SAS Data Integration Studio is an Enterprise extract, transform, load (ETL) application that gives a big productivity boost to SAS coders doing data preparation and data management. It contains several features that help you get your data working together. First, you can register your data as metadata and group it into libraries of source and target tables. Then, you add the items in the libraries to job flows that enable you to perform the extract, transform, and load tasks at the core of data integration. Finally, you can deploy these jobs and schedule them for execution in batches. The application also supports related processes such as SQL queries, table loading, analytics, and reporting.
DataFlux Data Management Studio support data job flows and process job flows to improve data quality. DataFlux Data Management Studio is designed to work with DataFlux Data Management Server. Any authorized user can review and work with the jobs on the server. SAS Visual Process Orchestration adds the ability to integrate executable files from various systems into a single process flow. It enables you to build orchestration jobs, which are process jobs that run other jobs.
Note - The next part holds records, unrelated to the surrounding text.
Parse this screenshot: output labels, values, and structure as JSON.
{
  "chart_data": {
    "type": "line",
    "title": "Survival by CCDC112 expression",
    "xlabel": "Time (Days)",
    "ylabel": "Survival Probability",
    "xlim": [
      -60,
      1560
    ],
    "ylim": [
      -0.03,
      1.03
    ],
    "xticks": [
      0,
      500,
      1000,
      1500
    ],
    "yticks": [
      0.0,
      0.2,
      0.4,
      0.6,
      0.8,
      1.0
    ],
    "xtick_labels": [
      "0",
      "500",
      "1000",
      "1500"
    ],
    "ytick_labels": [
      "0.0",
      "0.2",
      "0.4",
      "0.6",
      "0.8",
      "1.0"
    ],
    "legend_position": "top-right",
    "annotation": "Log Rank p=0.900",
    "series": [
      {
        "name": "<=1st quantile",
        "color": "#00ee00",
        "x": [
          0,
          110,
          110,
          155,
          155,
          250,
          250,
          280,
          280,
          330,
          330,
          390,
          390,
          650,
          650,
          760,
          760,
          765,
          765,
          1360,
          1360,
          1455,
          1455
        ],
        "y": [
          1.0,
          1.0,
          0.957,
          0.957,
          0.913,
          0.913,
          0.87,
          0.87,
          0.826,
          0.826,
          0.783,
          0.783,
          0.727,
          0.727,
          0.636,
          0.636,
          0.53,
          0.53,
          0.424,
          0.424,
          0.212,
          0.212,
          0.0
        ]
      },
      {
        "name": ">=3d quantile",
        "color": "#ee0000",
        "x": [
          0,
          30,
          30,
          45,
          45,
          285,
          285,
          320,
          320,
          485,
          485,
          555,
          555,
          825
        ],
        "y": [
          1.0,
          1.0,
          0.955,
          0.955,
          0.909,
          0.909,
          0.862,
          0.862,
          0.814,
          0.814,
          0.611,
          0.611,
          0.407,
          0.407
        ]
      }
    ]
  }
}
SAS Data Integration Studio and DataFlux Data Management Studio are often used by data management specialists. SAS Data Loader brings data management within reach of the general business user. SAS Data Loader simplifies the process of working with large distributed Hadoop data sources. Then it provides a series of wizard-based directives that help you perform tasks like transforming, profiling, and querying data in Hadoop
You can use SAS software to quickly and efficiently acquire data from a wide variety of data sources. For example, you can use SAS/ACCESS interfaces for critical sources such as the following:
  • Oracle, Sybase, DB2, and Microsoft
  • SQL Server, and Teradata databases
  • Hadoop and Impala data
  • data from enterprise resource planning applications such as SAS
Then, you can use the external file wizards in SAS Data Integration Studio acquire data from fixed-width, delimited, and user-written external files. You can also use SAS Data Integration Studio to register metadata from all of your data sources into libraries that are used in jobs. You can work with all of this data in your SAS applications.